Liquiditätsproblem durch Kurzarbeit oder Entlassungen – Vivien Hermel (Living in Berlin)

Vivien Hermel ist Inhaberin von Living in Berlin. Im Interview spricht sie über kurzfristige Liquiditätsengpässe bei Käufern und Mietern sowie die Auswirkungen der Corona-Pandemie auf die Maklertätigkeit.

Wen hat die Pandemie mehr getroffen, die Mieter und Käufer, die keine Notartermine machen konnten oder die Vermieter und Verkäufer?

Vivien Hermel

Vivien Hermel: Eigentlich kann man sagen, dass die Pandemie alle getroffen hat. Mieter und Käufer hatten plötzlich häufig ein Liquiditätsproblem durch Kurzarbeit oder Entlassungen und konnten sie sich keine Immobilien mehr leisten und Verkäufer und Vermieter hatten das Problem, dass sie ihre Immobilien nicht mehr vermieten oder verkaufen konnten, da keine ausreichend liquiden Interessenten da waren. Zusätzlich bestand natürlich die Schwierigkeit überhaupt Immobilien zu besichtigen.

Die Suchmaschine Google zeigt immer noch ein geringes Suchvolumen für Begriffe wie Eigentumswohnung kaufen bzw. mieten, ist die Krise also noch nicht überwunden, wann gibt’s Besserung?

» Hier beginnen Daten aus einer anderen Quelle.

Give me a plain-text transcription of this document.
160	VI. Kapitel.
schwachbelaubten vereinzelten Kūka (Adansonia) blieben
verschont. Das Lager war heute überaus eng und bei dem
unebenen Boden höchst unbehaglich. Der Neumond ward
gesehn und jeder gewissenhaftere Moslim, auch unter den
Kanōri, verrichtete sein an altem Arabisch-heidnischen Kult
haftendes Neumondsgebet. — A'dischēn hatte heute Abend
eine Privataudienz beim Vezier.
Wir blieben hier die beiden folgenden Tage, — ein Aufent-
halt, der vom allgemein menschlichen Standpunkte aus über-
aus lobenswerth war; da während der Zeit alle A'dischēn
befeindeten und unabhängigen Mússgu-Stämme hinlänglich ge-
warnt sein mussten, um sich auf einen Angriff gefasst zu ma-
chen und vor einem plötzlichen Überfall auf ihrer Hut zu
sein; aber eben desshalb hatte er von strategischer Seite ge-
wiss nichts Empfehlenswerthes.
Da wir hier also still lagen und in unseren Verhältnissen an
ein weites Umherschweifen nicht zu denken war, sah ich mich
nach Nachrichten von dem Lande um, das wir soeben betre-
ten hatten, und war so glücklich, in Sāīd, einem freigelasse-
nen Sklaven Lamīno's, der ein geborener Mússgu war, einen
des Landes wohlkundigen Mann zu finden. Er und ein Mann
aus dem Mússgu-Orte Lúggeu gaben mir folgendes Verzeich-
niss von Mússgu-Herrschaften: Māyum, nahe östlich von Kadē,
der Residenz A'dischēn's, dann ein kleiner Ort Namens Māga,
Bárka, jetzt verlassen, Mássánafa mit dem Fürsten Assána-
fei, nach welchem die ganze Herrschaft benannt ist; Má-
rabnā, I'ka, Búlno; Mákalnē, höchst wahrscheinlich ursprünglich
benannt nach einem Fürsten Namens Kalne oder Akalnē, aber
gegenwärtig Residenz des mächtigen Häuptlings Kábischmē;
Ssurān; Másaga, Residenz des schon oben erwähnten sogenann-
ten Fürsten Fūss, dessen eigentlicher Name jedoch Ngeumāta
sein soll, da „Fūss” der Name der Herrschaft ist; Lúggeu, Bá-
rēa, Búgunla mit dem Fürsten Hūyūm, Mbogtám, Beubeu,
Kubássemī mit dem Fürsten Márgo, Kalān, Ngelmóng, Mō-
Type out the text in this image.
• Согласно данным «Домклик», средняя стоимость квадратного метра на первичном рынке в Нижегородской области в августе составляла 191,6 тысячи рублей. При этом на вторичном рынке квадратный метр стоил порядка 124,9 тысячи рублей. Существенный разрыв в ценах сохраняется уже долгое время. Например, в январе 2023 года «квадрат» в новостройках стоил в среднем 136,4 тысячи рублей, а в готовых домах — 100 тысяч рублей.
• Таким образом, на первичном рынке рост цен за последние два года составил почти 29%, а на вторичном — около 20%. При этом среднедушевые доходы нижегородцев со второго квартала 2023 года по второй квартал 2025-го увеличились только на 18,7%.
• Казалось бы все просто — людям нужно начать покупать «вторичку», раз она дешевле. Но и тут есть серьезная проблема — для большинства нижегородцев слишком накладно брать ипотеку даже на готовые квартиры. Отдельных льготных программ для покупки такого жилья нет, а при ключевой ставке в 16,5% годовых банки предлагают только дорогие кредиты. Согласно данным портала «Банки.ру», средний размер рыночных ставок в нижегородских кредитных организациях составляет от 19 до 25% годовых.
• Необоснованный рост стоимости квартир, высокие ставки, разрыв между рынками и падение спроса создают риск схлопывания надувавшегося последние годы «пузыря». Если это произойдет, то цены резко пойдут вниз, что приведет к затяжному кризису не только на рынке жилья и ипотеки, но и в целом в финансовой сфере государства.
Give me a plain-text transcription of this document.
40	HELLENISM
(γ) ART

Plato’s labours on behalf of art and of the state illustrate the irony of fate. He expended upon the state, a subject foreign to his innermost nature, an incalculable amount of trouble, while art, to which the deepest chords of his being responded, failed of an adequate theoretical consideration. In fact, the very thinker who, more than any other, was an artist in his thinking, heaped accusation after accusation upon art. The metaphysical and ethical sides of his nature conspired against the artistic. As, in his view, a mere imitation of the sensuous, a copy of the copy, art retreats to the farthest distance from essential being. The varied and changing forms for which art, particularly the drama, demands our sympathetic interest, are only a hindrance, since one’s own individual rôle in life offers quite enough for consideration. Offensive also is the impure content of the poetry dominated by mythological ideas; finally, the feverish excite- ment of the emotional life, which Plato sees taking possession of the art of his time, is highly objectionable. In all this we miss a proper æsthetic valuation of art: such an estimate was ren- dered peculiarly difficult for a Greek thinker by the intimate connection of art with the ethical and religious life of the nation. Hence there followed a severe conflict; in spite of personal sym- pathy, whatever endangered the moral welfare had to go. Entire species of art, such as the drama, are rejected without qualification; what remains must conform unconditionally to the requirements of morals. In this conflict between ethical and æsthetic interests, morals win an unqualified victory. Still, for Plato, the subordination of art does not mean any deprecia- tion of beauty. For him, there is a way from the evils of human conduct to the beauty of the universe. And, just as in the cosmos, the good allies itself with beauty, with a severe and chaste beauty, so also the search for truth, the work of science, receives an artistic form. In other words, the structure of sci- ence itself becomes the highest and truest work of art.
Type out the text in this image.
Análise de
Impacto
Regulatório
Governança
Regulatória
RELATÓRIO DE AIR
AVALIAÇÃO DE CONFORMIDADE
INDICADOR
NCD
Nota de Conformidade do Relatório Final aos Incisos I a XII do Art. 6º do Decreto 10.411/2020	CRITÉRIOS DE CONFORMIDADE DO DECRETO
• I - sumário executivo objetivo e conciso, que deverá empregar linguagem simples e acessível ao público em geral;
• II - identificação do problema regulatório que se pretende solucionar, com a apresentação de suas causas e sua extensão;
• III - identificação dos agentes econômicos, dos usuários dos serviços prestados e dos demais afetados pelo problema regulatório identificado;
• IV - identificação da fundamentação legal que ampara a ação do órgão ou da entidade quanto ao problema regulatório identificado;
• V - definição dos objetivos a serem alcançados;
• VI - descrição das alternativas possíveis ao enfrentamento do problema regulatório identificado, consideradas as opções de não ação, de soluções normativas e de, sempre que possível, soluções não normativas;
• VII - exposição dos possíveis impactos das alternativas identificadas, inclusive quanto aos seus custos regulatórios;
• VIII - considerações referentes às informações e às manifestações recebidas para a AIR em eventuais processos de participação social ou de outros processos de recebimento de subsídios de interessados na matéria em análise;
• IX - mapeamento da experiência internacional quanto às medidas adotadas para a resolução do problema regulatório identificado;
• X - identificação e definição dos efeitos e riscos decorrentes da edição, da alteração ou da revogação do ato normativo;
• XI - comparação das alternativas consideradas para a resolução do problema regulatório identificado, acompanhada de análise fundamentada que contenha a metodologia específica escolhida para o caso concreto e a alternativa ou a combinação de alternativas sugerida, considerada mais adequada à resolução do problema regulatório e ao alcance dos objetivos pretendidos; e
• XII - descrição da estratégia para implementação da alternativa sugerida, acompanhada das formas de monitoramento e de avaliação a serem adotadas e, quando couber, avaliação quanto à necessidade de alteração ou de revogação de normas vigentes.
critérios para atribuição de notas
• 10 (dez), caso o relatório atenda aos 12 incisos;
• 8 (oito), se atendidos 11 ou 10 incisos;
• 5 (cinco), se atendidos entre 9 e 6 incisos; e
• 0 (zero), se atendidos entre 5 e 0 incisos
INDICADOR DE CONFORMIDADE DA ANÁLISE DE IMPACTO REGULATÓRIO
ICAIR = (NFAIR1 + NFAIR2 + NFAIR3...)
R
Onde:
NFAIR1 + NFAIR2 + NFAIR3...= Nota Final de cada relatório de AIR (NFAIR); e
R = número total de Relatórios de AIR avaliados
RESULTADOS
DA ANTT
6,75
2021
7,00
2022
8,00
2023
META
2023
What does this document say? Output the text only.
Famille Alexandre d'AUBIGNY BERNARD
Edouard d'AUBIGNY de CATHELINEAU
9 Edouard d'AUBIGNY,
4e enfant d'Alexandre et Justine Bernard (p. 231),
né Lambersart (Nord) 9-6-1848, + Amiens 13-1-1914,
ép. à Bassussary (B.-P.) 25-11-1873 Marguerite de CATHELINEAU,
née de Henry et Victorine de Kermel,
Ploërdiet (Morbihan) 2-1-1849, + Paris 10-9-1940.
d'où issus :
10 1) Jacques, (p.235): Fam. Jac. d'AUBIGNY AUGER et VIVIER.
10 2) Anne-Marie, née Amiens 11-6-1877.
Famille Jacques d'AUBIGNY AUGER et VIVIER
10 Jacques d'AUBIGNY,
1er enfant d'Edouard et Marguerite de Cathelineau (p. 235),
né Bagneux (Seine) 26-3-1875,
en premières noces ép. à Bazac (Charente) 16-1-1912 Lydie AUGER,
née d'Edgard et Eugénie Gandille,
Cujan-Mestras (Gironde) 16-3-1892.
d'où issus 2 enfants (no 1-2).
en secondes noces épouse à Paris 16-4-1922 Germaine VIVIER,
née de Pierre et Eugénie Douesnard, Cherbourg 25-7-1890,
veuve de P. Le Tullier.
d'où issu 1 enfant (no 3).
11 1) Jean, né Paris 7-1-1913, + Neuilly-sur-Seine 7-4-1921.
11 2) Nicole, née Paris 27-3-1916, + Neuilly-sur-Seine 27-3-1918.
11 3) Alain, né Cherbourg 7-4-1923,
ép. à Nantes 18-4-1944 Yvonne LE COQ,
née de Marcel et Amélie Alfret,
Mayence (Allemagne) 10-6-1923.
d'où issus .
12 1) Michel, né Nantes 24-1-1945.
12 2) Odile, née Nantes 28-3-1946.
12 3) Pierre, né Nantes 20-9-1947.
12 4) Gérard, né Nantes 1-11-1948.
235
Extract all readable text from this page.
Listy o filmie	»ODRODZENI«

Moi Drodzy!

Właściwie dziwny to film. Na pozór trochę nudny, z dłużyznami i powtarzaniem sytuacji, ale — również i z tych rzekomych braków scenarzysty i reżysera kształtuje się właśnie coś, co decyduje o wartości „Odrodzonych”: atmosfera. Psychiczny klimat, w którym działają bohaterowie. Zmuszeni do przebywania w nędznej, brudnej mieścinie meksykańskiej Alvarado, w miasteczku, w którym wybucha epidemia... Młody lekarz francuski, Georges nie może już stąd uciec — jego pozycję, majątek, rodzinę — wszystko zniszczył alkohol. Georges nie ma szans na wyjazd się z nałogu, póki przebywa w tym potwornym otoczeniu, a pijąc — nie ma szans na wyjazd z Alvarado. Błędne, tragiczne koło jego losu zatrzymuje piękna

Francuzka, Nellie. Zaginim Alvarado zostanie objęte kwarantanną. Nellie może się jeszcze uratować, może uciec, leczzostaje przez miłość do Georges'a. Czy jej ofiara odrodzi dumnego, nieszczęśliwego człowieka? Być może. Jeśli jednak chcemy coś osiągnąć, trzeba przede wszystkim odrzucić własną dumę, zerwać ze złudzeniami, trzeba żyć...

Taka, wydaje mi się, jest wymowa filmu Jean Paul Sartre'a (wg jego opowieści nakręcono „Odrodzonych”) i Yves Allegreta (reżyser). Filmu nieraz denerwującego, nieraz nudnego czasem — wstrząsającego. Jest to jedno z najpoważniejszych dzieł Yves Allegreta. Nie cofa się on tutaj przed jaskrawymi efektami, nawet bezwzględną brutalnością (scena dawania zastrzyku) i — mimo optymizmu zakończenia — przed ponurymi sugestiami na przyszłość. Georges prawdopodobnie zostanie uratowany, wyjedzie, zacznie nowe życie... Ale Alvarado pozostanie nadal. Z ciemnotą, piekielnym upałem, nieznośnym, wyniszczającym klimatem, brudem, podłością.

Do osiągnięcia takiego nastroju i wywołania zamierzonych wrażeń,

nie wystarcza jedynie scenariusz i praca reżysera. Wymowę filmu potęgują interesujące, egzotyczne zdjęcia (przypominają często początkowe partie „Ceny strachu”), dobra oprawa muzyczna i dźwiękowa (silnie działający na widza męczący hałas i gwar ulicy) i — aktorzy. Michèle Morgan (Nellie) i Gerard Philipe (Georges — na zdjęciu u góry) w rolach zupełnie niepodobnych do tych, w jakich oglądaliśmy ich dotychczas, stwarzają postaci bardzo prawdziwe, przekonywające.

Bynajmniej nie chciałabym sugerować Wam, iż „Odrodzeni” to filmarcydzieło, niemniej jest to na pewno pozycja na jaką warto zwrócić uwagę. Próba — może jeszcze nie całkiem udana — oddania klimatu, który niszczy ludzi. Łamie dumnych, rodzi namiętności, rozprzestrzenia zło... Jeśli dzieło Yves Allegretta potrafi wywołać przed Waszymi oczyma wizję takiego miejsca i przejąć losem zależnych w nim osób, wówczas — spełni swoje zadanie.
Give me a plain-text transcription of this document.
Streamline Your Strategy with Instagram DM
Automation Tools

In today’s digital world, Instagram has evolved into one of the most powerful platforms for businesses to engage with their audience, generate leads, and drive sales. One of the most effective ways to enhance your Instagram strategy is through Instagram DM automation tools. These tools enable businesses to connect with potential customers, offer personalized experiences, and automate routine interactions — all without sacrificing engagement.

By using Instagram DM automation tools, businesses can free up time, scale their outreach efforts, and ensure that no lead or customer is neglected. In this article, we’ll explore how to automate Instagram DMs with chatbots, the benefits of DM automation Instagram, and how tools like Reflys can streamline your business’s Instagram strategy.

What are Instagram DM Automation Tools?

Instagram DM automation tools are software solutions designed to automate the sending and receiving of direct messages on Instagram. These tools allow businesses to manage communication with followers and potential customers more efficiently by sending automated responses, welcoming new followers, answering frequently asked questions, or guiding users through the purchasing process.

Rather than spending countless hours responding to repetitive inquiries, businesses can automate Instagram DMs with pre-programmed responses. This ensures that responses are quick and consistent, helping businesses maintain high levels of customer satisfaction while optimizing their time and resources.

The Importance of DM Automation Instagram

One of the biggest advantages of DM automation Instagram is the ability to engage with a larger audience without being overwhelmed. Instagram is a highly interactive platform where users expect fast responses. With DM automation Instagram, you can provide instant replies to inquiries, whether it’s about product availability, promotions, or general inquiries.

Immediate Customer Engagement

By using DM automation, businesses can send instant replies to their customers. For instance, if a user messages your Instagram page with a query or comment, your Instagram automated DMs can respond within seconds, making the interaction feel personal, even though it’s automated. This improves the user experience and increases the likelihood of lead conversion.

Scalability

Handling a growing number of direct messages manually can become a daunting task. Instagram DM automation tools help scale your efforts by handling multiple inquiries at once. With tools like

Vivien Hermel: Das kann ich zumindest für unser Unternehmen nicht bestätigen. Wir haben eine sehr hohe Nachfrage von Interessenten nach Immobilien. Dass eventuell Eigentumswohnungen weniger gesucht werden, liegt vermutlich in Berlin eher an den Fehlleitungen der Politik und dem daraus z.B. resultierenden Berliner Mietendeckel. Es herrscht eher eine politisch bedingte Verunsicherung bei Suchenden und Anbietenden gleichermaßen. Die Pandemie wird grundsätzlich erst überwunden sein, wenn die Politik lernt die eigenen Fehler nicht auf dem Rücken der Wirtschaft auszutragen.

Sind Sie in Ihrem Geschäft von Kontaktbeschränkungen oder anderen Corona-Maßnahmen betroffen?

Vivien Hermel: Derzeit nicht mehr, wir führen Besichtigungen mit Maske oder genügend Abstand durch und natürlich fast ausschließlich mit Einzelterminen, was aber schon immer Gang und Gebe bei uns war. Zwischenzeitlich hatten aber auch wir eine gewisse Zeit, in der wir quasi nicht arbeiten konnten.

Wie sehr wären Sie mit Ihrem Unternehmen von einem zweiten Lockdown betroffen?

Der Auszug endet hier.